In nearly an hour, neither of us had made much of a dent in our salads. As we waited for containers to take our leftovers home in, she started to tell me about carbon sequestration, but she must have read something in my gaze that meant incomprehension.
“We’ll talk more,” she said. We both had things we needed to get back to.
I have mentioned conditions for keeping a practice going—removing obstacles, having a buddy, and so on—but my conversation with Dorothy that day provided the most important one: What you are doing needs to matter, to connect with your sense of the work you have been born into the world to do.
At night I burrow against Robert as he drifts off to sleep (he is usually first to go). In the early years of our relationship, when our bodies were younger and more nearly perfect, I needed to be alone—not touching Robert or being touched—when it was time to fall asleep. Now we sleep stuck together, front to back, and if we’ve drifted apart during the night I’ll seek out some skin like a swimmer heading for land.
(A lot has happened between us over the years: intimacy, fertility, and, occasionally, alienation and a sense of the ultimate unknowability of the other. There will always be the shadow side, the places in the psyche too private or inaccessible to share.)
We dream. This is categorical: All humans do it, along with—apparently—all mammals, and some birds. I don’t recall my dreams whole, but am left with a kind of afterimage, something barely perceptible and highly specific at the same time. Some of these after-images persist for years, a substrate to my life I know little about. It’s just out of reach as I get out of bed and feel about with my feet and hands for the pile of clothing I wear early in the morning—dark sweatpants, dark T-shirt or turtleneck, socks, and slippers. This is my early-morning persona: fuzzy around the edges, but alert and ready for (interior) action.

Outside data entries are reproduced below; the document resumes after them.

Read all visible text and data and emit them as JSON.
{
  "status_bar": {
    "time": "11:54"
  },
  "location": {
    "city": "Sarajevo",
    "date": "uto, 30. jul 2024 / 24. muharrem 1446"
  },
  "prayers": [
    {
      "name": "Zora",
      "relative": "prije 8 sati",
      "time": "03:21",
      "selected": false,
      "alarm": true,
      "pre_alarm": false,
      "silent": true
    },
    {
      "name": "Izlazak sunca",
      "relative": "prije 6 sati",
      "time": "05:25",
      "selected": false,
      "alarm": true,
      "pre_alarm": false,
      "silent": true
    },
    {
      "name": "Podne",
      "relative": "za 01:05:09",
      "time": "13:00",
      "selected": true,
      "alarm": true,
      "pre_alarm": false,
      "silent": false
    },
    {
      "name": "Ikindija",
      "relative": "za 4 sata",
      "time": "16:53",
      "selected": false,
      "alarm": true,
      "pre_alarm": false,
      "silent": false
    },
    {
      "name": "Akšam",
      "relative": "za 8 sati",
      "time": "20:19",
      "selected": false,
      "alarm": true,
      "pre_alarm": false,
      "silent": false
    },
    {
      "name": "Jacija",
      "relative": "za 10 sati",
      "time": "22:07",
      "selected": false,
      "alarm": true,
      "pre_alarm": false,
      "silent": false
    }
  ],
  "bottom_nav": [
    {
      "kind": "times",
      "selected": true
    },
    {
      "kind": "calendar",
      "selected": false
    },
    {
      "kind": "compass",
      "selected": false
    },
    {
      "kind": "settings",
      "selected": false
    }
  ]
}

Whichever of us is awake first in the morning starts the coffee. While it brews, we head in opposite directions to our studios. Mine is an attic on the third floor of our house, its large skylight facing the gable-end window of Robert’s studio, which occupies the second floor of the barn adjacent to the house. The two windows stand about thirty feet apart and at about the same height from the ground. At my skylight, I can track Robert’s shadow passing back and forth across the window as he paints and stands back from his work. In cold weather, the chimney shoots puffs of smoke into the early-morning sky. Painting is not his day job, as writing is not mine; we both struggle to protect a few hours each day for what we most love to do.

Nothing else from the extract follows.